FDNY seeks consultant to prevent doxing
“It’s shocking that the department doesn’t already have such a plan,” said Oren Barzilay, president of Local 2507, which represents EMTs, medics and inspectors
By Leila Merrill
NEW YORK — The FDNY is looking to increase its cybersecurity in order to protect its first responders from doxing, the New York Post reported.
The city put out a call recently for consultant services “for the development and implementation of protective strategies to address the cyber threat of doxing and to provide resiliency for the security of personal information.”
A spokesman for FDNY said the decision to hire a consultant was not triggered by an incident.
FDNY databases contain personal information about its 15,000 emergency responders and other workers, its retirees and its patients.
The cybersecurity professional would help implement anti-hack software and develop a training program for workers, the note to potential bidders states.
A union leader criticized FDNY’s timing.
“It’s an attempt to protect those who protect others.

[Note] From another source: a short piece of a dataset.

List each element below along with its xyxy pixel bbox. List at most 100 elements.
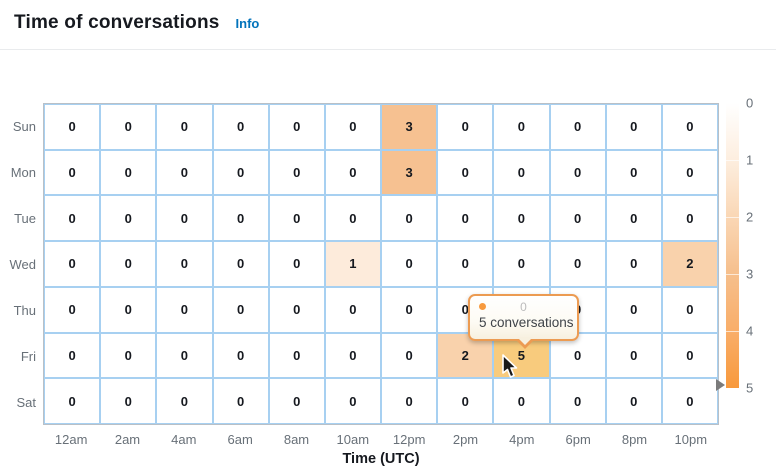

But it’s shocking that the department doesn’t already have such a plan in place,” said Oren Barzilay, president of Local 2507, the union that represents FDNY EMTs, paramedics and fire inspectors. “It’s very alarming.”
Andrew Ansbro, president of the city’s Uniformed Firefighters Association, told the Post that the FDNY’s cybersecurity initiative seems like an attempt to proactively fight doxing and data breaches.